A pesar de lo cual no conviene desestimar su poder de convocatoria. No todo es romanticismo y tartanismo en la agónica lucha escocesa por preservar los cimientos de la cultura de las Highlands, previsible punta de lanza de las reivindicaciones separatistas en el agitado escenario político que promete abrir el referéndum recién pactado entre los gobiernos de Londres y Edimburgo. El sistema de clanes es solo la punta del iceberg de todo un horizonte cultural objeto de exterminio en los siglos XVIII y XIX, que trata de revivir ahora ubicándose en el complejo escenario del mundo global.
Es entre las comunidades de la diáspora donde los clanes, en contra de lo que ocurre en Escocia, han arraigado aglutinando en torno a sí la representación simbólica de millones de descendientes de los highlanders que tuvieron que emigrar a causa de los Desalojos del siglo XVIII.
Más de 30millones de personas reivindican en todo el  mundo raíces y ascendencia escocesa y muchos de ellos, aún hoy, un siglo y medio después de que sus ancestros cruzaran el océano se definen a sí mismos como escoceses antes que como neozelandeses, australianos o estadounidenses.

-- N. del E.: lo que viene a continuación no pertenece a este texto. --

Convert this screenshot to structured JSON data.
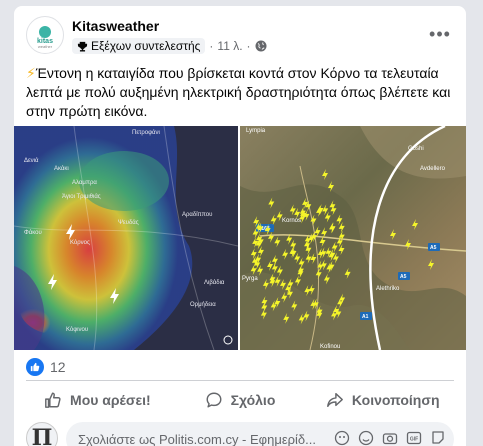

Gracias a ellos las tradiciones y la cultura de las Highlands siguen vivas. ¿Qué percepción de lo escocés tienen estos emigrantes que, frecuentemente, jamás pisaron la tierra natal de sus abuelos?
“Los emigrantes de la diáspora han tenido mucho más éxito preservando la herencia de los clanes por una comprensible necesidad de reafirmar sus raíces”, opina Lois McDonell. “El modo en que la diáspora preserva esa herencia tiende a estar adulterado por las propias costumbres locales, de manera que al final se trata más de un proceso de reinterpretación que de preservación propiamente dicho”.
Como ella, muchos escoceses creen que la diáspora ha sucumbido a una imagen romántica de lo escocés que nada tiene que ver con la realidad, y que debe más a la mercadotecnia del tartán o al efecto Braveheart – la película sobre las revueltas escocesas del siglo XIII contra Eduardo I dirigida y protagonizada por Mel Gibson en1995–, que a la genuina tradición cultural de las Highlands.
Mientras, el sistema de clanes pierde sitio inexorablemente en una sociedad que ya no simpatiza con las nostalgias tribales. Lo que queda hoy de la cultura y la civilización de las Highlands y las islas escocesas es un paisaje identitario reinventado en torno a patrones románticos, desafiando la propia inercia de la Historia. Pero el último reducto de ese decadente universo no se resigna a la extinción.
Algunos sueñan con una nueva edad de oro para la cultura tradicional de las Tierras Altas en el horizonte, remoto, de una Escocia independiente. Muchos clanes, y sus miembros, se agarran a un clavo ardiendo. Al fin y al cabo, ¿cuántos sistemas tribales sobreviven hoy, resistentes a la homogénea modernidad, en el continente europeo? Los clanes escoceses, quizá moribundos, han sobrevivido a la batalla de Culloden, a una limpieza étnica, a los brutales Desalojos, a la industrialización, a dos guerras mundiales y a la globalización. Siguen en pie, a pesar de todo, luciendo orgullosos sus tartanes como icono de un destino trágico y de un mundo quizá inexorablemente perdido.